Tunisie : pourquoi la Cité de la culture peine à voir le jour
Sur l’avenue Mohammed V, au cœur de Tunis, le chantier inachevé de la Cité de la culture symbolise les coups d’arrêt de la Tunisie. Retour sur les difficultés rencontrées par ce projet ambitieux.
La genèse du projet
Impulsée par Zine el-Abidine Ben Ali en 1994, avec une enveloppe initiale de 120 millions de dinars, la Cité de la culture a fait couler beaucoup d’encre et de béton sans pour autant être opérationnelle. Prévus pour une durée de trois ans avec une ouverture en novembre 2009, les travaux démarrés en 2006 ont été mis à l’arrêt pendant cinq ans, en 2011, avant de reprendre en mai dernier.
L’objectif est désormais d’ouvrir en 2017 cette Cité de la culture. Mais rien de moins sûr, alors que l’État tunisien revoit ses dépenses et ses priorités budgétaires, mettant davantage l’accent sur le désenclavement des régions intérieures.
Pourquoi le sujet revient-il sur le tapis ?
Mais le projet de la Cité de la culture, qui a englouti 75 millions de dinars entre 2006 et 2011, revient sur le tapis, notamment en raison de la nomination en août 2016 du musicologue Mohamed Zinelabedine au ministère de la Culture et de la sauvegarde du patrimoine.
Désigné en 2008 à la tête de l’Unité de gestion par objectifs de la Cité de la culture, il est reproché à ce docteur en histoire de la musique et musicologie d’avoir servi le régime Ben Ali mais également d’avoir échoué à mener à bien ce projet emblématique.
Pourquoi la construction a-t-elle pris autant de retard ?
Prévu sur près de 49 000 m² couverts, l’espace comprend un théâtre, une cinémathèque, un Centre national du livre et de la création, un Centre national du cinéma et de l’image, des studios de production, trois salles de spectacles ainsi qu’un musée national des arts plastiques modernes et contemporains.
Ce projet ambitieux s’est immédiatement heurté à de nombreuses difficultés. La nature du sol vaseux et l’envergure de l’édifice a contraint les responsables tunisiens à réaliser des fondations en profondeur avec un béton spécial. Autre écueil, le spécialiste de BTP tchèque Geosan Group, qui a remporté l’appel d’offres pour la construction de l’ensemble, estime avoir été induit en erreur par ses contacts tunisiens. Surpris par les coûts réels, le groupe s’est retrouvé face à un dépassement de budget dû, selon lui, à des études mal ficelées entraînant des évaluations erronées.

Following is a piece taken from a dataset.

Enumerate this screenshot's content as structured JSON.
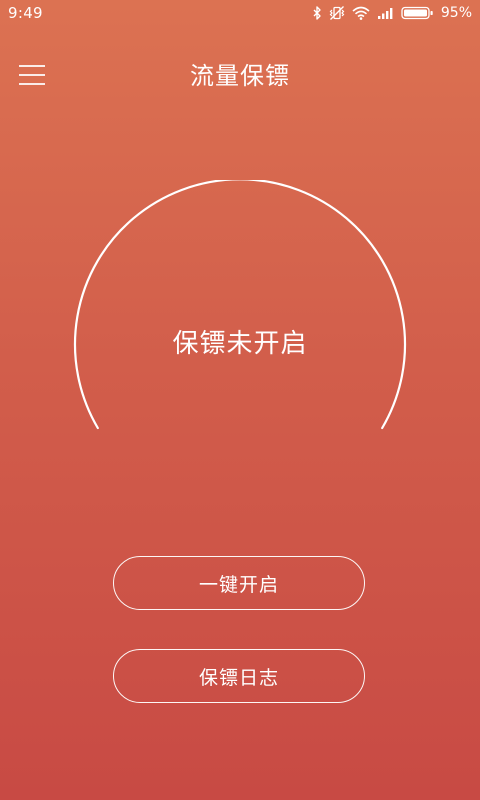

Dès 2008, les relations entre exécutant et donneur d’ordre se crispent. Une rallonge de 7 millions de dinars est finalement consentie pour relancer les travaux, dont 70 % avaient été réalisés. Mais l’insurrection de 2011 donne un coup d’arrêt au projet.
En 2015, le projet est relancé
Déterminé à réduire le déficit public, le gouvernement de Mehdi Jomâa entame en 2015 une procédure de résiliation du contrat de Geosan Group pour manquements à ses engagements contractuels. L’opérateur tchèque impute à l’insurrection de 2011 les retards accumulés. Sur ce point, la justice lui donne raison et un accord amiable est trouvé.
En marge, le ministère de la Culture lance quand même un appel d’offres pour le parachèvement des travaux et la construction d’un musée national des civilisations avec une livraison de la première phase en mars 2017.
Les entreprises sont invitées à s’appuyer sur un financement extérieur, public ou privé, et à produire une garantie tandis que le ministère argue de la création de 400 à 700 emplois pour la durée des finitions.
Le milieu culturel s’interroge aujourd’hui sur la finalité et la rentabilité de cette Cité. Pour les artistes, cette « cité » symbolise une mise sous contrôle de la culture durant le régime de Ben Ali. «C’est le cimetière de la création», assène par exemple un plasticien tunisien, qui considère que c’est un exemple type de la mauvaise gestion des deniers de l’État. D’autres imaginent ce qui aurait pu être réalisé dans les régions du pays avec tout cet argent. Tous estiment que dans sa situation actuelle la Tunisie pouvait faire l’économie de ce chantier.